Intracranial injuries were found in 31 (8.8%) cases with a confirmed mTBI diagnosis.18 Brain CT was performed in 75.8%, plus in 40% of cases with an indeterminate mTBI.18 Clinical assessment remains the gold standard for mTBI identification, with PTA testing being the most promising measure. Among those who were tested, the A-WPTAS was able to detect acute cognitive impairment in 62.1% of cases (113/182), while the GCS was able to detect only 33.5% of cases (117/349).20 This study further suggests that when PTA is measured it increases the likelihood of an accurate mTBI designation provided by ED clinicians.
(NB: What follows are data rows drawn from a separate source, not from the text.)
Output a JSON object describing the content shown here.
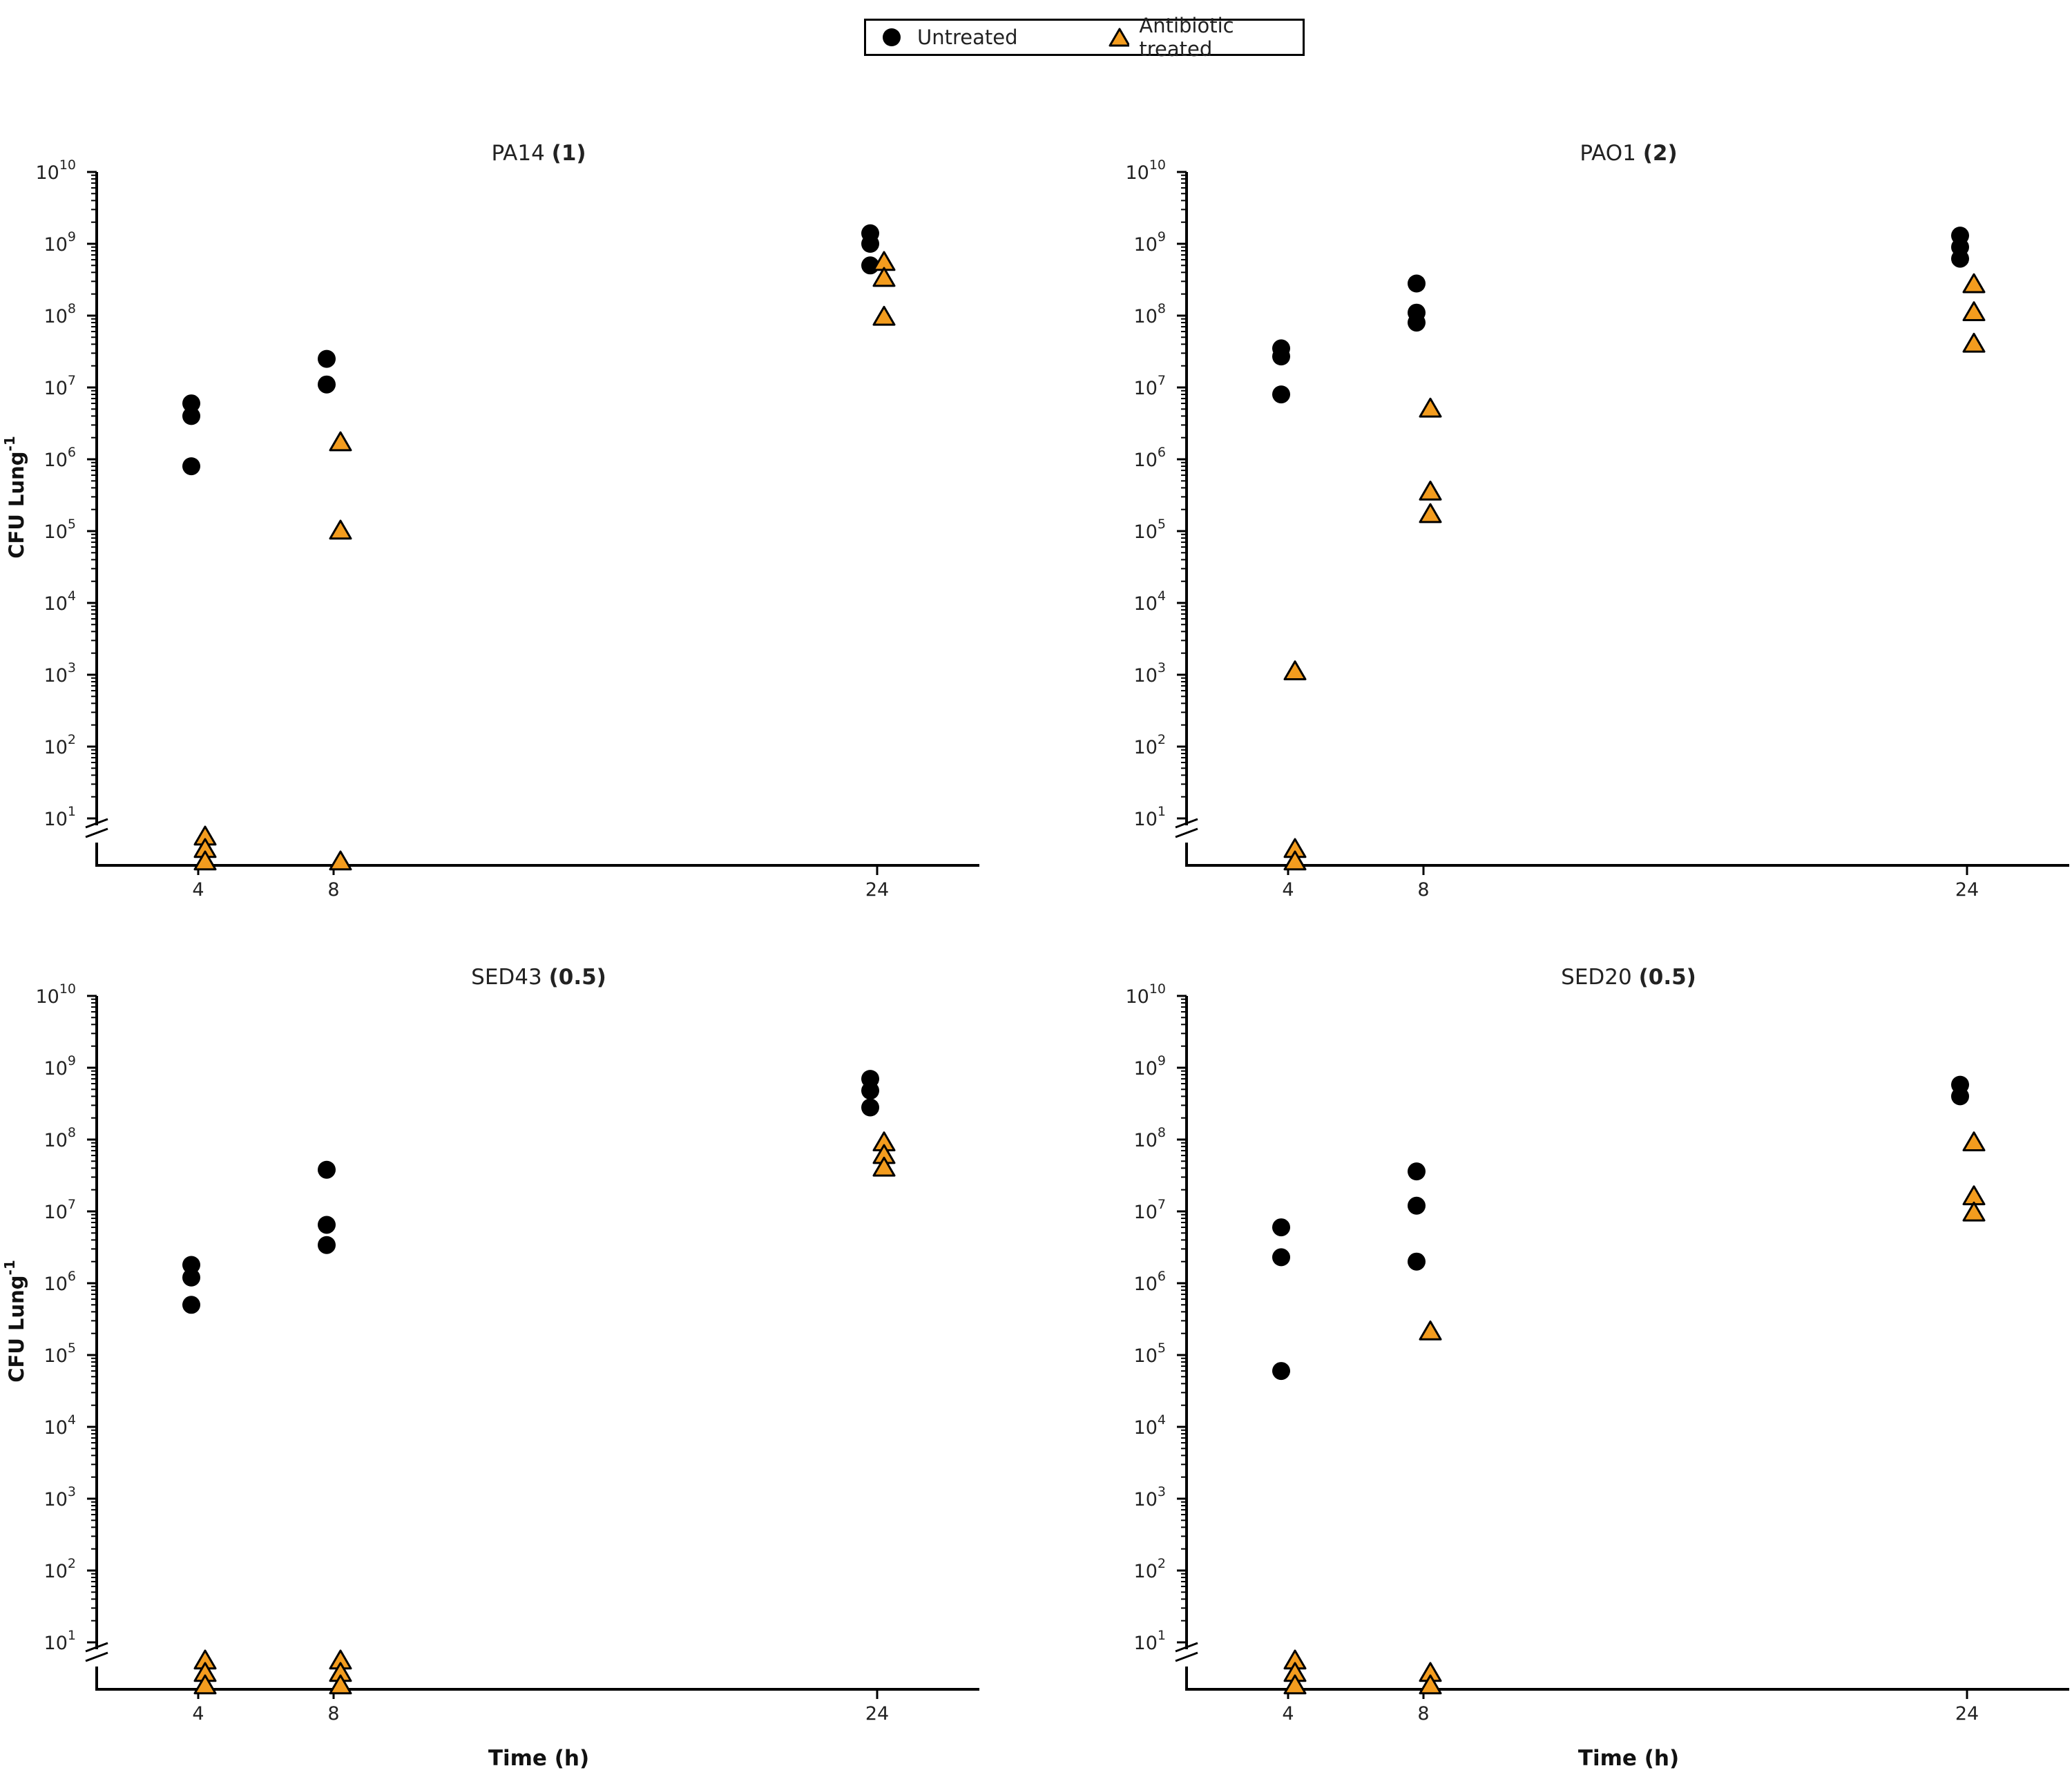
{
  "legend": {
    "untreated_label": "Untreated",
    "treated_label": "Antibiotic treated"
  },
  "colors": {
    "untreated": "#000000",
    "treated": "#F39C1E",
    "axis": "#000000"
  },
  "chart_data": [
    {
      "type": "scatter",
      "title": "PA14",
      "title_bold": "(1)",
      "xlabel": "",
      "ylabel": "CFU Lung-1",
      "x_ticks": [
        4,
        8,
        24
      ],
      "y_scale": "log",
      "y_tick_exponents": [
        1,
        2,
        3,
        4,
        5,
        6,
        7,
        8,
        9,
        10
      ],
      "axis_break": "below 10^1",
      "series": [
        {
          "name": "Untreated",
          "points": [
            [
              4,
              6000000
            ],
            [
              4,
              4000000
            ],
            [
              4,
              800000
            ],
            [
              8,
              25000000
            ],
            [
              8,
              11000000
            ],
            [
              24,
              1400000000
            ],
            [
              24,
              1000000000
            ],
            [
              24,
              500000000
            ]
          ]
        },
        {
          "name": "Antibiotic treated",
          "points": [
            [
              4,
              "bld"
            ],
            [
              4,
              "bld"
            ],
            [
              4,
              "bld"
            ],
            [
              8,
              1700000
            ],
            [
              8,
              100000
            ],
            [
              8,
              "bld"
            ],
            [
              24,
              550000000
            ],
            [
              24,
              330000000
            ],
            [
              24,
              95000000
            ]
          ]
        }
      ]
    },
    {
      "type": "scatter",
      "title": "PAO1",
      "title_bold": "(2)",
      "xlabel": "",
      "ylabel": "",
      "x_ticks": [
        4,
        8,
        24
      ],
      "y_scale": "log",
      "y_tick_exponents": [
        1,
        2,
        3,
        4,
        5,
        6,
        7,
        8,
        9,
        10
      ],
      "axis_break": "below 10^1",
      "series": [
        {
          "name": "Untreated",
          "points": [
            [
              4,
              35000000
            ],
            [
              4,
              27000000
            ],
            [
              4,
              8000000
            ],
            [
              8,
              280000000
            ],
            [
              8,
              110000000
            ],
            [
              8,
              80000000
            ],
            [
              24,
              1300000000
            ],
            [
              24,
              900000000
            ],
            [
              24,
              620000000
            ]
          ]
        },
        {
          "name": "Antibiotic treated",
          "points": [
            [
              4,
              1100
            ],
            [
              4,
              "bld"
            ],
            [
              4,
              "bld"
            ],
            [
              8,
              5000000
            ],
            [
              8,
              350000
            ],
            [
              8,
              170000
            ],
            [
              24,
              270000000
            ],
            [
              24,
              110000000
            ],
            [
              24,
              40000000
            ]
          ]
        }
      ]
    },
    {
      "type": "scatter",
      "title": "SED43",
      "title_bold": "(0.5)",
      "xlabel": "Time (h)",
      "ylabel": "CFU Lung-1",
      "x_ticks": [
        4,
        8,
        24
      ],
      "y_scale": "log",
      "y_tick_exponents": [
        1,
        2,
        3,
        4,
        5,
        6,
        7,
        8,
        9,
        10
      ],
      "axis_break": "below 10^1",
      "series": [
        {
          "name": "Untreated",
          "points": [
            [
              4,
              1800000
            ],
            [
              4,
              1200000
            ],
            [
              4,
              500000
            ],
            [
              8,
              38000000
            ],
            [
              8,
              6500000
            ],
            [
              8,
              3400000
            ],
            [
              24,
              700000000
            ],
            [
              24,
              480000000
            ],
            [
              24,
              280000000
            ]
          ]
        },
        {
          "name": "Antibiotic treated",
          "points": [
            [
              4,
              "bld"
            ],
            [
              4,
              "bld"
            ],
            [
              4,
              "bld"
            ],
            [
              8,
              "bld"
            ],
            [
              8,
              "bld"
            ],
            [
              8,
              "bld"
            ],
            [
              24,
              90000000
            ],
            [
              24,
              60000000
            ],
            [
              24,
              40000000
            ]
          ]
        }
      ]
    },
    {
      "type": "scatter",
      "title": "SED20",
      "title_bold": "(0.5)",
      "xlabel": "Time (h)",
      "ylabel": "",
      "x_ticks": [
        4,
        8,
        24
      ],
      "y_scale": "log",
      "y_tick_exponents": [
        1,
        2,
        3,
        4,
        5,
        6,
        7,
        8,
        9,
        10
      ],
      "axis_break": "below 10^1",
      "series": [
        {
          "name": "Untreated",
          "points": [
            [
              4,
              6000000
            ],
            [
              4,
              2300000
            ],
            [
              4,
              60000
            ],
            [
              8,
              36000000
            ],
            [
              8,
              12000000
            ],
            [
              8,
              2000000
            ],
            [
              24,
              580000000
            ],
            [
              24,
              400000000
            ]
          ]
        },
        {
          "name": "Antibiotic treated",
          "points": [
            [
              4,
              "bld"
            ],
            [
              4,
              "bld"
            ],
            [
              4,
              "bld"
            ],
            [
              8,
              210000
            ],
            [
              8,
              "bld"
            ],
            [
              8,
              "bld"
            ],
            [
              24,
              90000000
            ],
            [
              24,
              16000000
            ],
            [
              24,
              9500000
            ]
          ]
        }
      ]
    }
  ]
}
Implementation of PTA testing in ED settings should be, thus, extended to all individuals with a possible mTBI21 to reduce the risk of missed opportunity for mTBI identification and to contribute to more accurate clinical decision making and safer discharge of patients.
Major strengths of this study were the use of standard diagnostic criteria for the identification of mTBI and the systematic screening of any cases with a possible mTBI diagnosis among ED attendances. However, the retrospective design is limiting as we might not have captured important information on confounding factors or mTBI indicators. Similarly, the absence of documented information in medical records does not necessarily imply that standard diagnostic criteria or assessment protocols were not applied by ED clinicians. Generalisability of findings is limited by the following selection bias30: a working-age population, 9-month audit period and using only a single hospital site. Some of these issues will be addressed by conducting a multi-site study in the future.
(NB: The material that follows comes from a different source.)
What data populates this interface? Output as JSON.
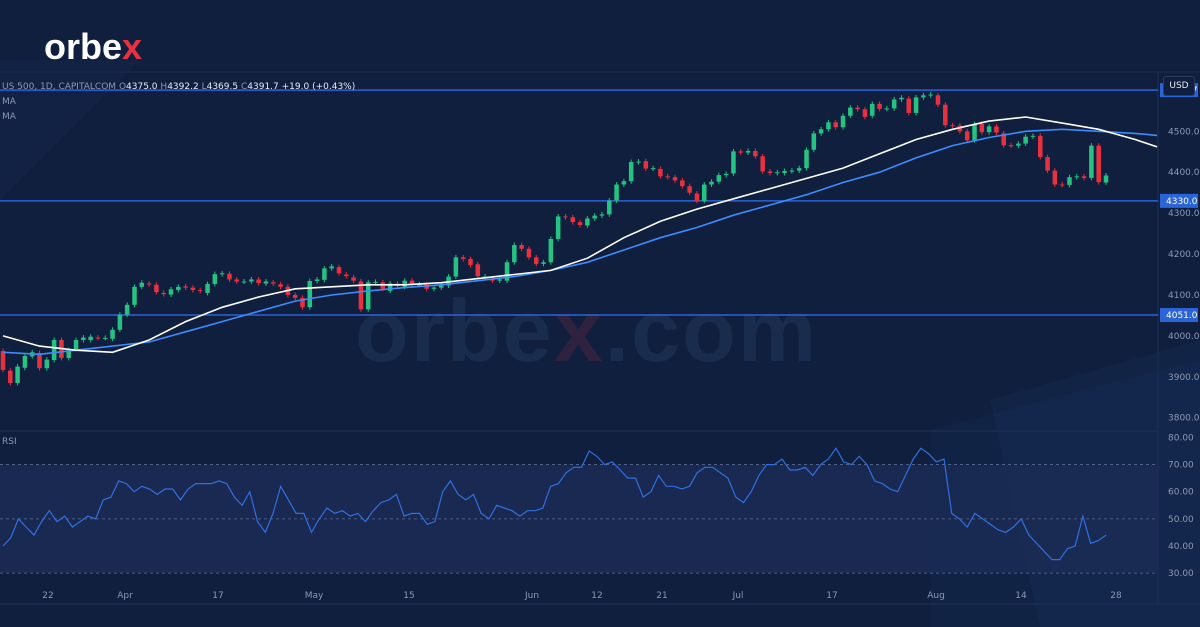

The findings from this study indicate that mTBI is likely to be under-diagnosed in an emergency care setting. This study confirms the use of an operational definition, such as the WHO operational criteria as a reliable surveillance system for acute identification of mTBI, although challenges still exist in its meticulous application. Identification, prognosis and acute management of individuals with mTBI would be greatly enhanced by the implementation of standardised PTA screening (eg, A-WPTAS) early after injury. Improvements in clinical and administrative designation of these injuries require the use of these data to monitor and address long-term health and economic impacts of mTBI.
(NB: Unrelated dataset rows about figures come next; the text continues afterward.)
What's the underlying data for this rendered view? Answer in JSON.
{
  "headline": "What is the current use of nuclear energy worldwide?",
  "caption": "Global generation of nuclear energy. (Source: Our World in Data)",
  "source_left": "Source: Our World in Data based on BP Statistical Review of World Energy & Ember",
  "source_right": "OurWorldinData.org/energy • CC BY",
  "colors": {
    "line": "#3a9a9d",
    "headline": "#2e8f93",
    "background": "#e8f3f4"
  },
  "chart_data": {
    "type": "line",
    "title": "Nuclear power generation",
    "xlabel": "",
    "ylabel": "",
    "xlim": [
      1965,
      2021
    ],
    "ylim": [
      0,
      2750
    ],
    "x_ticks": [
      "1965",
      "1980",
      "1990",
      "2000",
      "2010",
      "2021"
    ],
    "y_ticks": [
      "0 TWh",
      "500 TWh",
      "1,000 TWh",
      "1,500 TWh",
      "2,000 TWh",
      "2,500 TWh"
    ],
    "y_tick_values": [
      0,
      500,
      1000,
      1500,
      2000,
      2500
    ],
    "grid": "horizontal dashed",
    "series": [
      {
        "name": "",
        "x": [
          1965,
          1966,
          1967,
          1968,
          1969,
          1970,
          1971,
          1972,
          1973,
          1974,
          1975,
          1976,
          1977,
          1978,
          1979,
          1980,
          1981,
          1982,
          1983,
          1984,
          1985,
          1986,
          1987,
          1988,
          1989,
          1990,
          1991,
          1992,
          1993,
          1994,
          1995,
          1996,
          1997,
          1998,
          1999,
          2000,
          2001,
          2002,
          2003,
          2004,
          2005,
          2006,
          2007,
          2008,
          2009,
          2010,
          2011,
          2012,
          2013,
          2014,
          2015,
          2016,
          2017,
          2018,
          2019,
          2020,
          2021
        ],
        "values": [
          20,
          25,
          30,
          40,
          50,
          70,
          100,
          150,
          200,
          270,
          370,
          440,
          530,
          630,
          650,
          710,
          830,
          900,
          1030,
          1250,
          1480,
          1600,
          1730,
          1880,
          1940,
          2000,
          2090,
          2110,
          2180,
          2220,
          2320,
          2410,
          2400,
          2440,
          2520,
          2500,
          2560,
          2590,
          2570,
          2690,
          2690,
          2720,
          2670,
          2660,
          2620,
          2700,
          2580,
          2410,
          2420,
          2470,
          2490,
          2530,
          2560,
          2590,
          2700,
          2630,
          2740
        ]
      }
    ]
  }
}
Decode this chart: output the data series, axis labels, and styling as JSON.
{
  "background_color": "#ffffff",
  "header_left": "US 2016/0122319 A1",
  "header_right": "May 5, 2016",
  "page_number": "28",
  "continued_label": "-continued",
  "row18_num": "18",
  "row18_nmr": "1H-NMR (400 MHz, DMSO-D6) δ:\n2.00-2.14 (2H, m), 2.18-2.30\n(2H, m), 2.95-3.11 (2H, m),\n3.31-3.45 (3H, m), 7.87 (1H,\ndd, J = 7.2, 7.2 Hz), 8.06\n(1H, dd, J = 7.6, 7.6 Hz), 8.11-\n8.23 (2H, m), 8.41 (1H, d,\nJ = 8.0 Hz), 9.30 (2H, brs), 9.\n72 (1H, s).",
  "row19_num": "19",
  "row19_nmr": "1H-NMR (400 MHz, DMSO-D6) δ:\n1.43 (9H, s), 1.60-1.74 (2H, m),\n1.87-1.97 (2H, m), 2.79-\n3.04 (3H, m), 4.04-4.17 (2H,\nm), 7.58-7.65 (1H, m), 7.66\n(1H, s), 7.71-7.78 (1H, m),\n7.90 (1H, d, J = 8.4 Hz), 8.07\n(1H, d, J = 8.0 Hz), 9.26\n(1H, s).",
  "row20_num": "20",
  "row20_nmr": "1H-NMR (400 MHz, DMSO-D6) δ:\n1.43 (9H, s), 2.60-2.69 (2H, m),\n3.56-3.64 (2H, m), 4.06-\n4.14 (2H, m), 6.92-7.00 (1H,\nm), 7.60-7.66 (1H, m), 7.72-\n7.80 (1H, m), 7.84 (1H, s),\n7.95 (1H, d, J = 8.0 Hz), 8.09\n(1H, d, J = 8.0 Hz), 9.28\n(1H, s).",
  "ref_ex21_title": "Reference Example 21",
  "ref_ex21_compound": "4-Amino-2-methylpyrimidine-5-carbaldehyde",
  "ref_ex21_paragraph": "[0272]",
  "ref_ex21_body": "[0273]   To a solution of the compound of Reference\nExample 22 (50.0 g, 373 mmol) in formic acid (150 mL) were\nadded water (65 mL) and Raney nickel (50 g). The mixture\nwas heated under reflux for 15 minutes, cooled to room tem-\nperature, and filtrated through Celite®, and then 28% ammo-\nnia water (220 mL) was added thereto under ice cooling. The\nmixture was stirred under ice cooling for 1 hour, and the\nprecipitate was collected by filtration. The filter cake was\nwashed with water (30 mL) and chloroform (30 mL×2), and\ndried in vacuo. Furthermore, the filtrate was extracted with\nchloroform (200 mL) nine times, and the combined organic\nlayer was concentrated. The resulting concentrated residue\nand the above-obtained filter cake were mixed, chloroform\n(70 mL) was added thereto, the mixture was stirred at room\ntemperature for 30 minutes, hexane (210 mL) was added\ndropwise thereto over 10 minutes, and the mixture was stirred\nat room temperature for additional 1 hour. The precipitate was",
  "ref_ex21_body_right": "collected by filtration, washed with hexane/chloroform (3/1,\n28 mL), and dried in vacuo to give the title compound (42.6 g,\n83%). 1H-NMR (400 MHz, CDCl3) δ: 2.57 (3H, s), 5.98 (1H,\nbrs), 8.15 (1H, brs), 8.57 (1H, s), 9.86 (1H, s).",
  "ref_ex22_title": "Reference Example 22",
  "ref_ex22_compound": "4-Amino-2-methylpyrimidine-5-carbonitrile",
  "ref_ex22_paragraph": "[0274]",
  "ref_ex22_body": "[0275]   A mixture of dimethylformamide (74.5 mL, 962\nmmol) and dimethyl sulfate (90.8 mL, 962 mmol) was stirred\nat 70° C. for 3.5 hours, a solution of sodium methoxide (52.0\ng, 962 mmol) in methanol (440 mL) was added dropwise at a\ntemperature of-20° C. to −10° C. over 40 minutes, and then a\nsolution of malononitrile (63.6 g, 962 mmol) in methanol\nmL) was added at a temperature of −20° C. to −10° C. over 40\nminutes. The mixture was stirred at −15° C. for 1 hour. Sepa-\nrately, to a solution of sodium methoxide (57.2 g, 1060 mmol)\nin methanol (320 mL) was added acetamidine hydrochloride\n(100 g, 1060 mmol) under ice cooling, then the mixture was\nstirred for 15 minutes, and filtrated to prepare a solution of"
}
Contributors All authors—IP, SM, AK, AC, MG, KVV, AL, IC, BG—provided inputs in study design. IP, KVV, AL, AK, SM and BG were involved in data collection and data analysis. IP and BG were responsible for publication writing. All authors reviewed and approved the final version of this manuscript.
Funding This study has received research grant support from the Ramsay Research and Teaching Fund—Northern Sydney Local Health District, Sydney, Australia. The funding source had no role in study design, data collection and analysis, decision to publish and in the writing of this manuscript.
Competing interests None declared.
Patient consent for publication Not required.
Ethics approval Ethical approval was obtained from the Northern Sydney Local Health District Ethics, Sydney, Australia (LNR/16/HAWKE/388; LNRSSA/16/HAWKE/389).
Provenance and peer review Not commissioned; externally peer reviewed.
Data availability statement All data relevant to the study are included in the article or uploaded as supplementary information.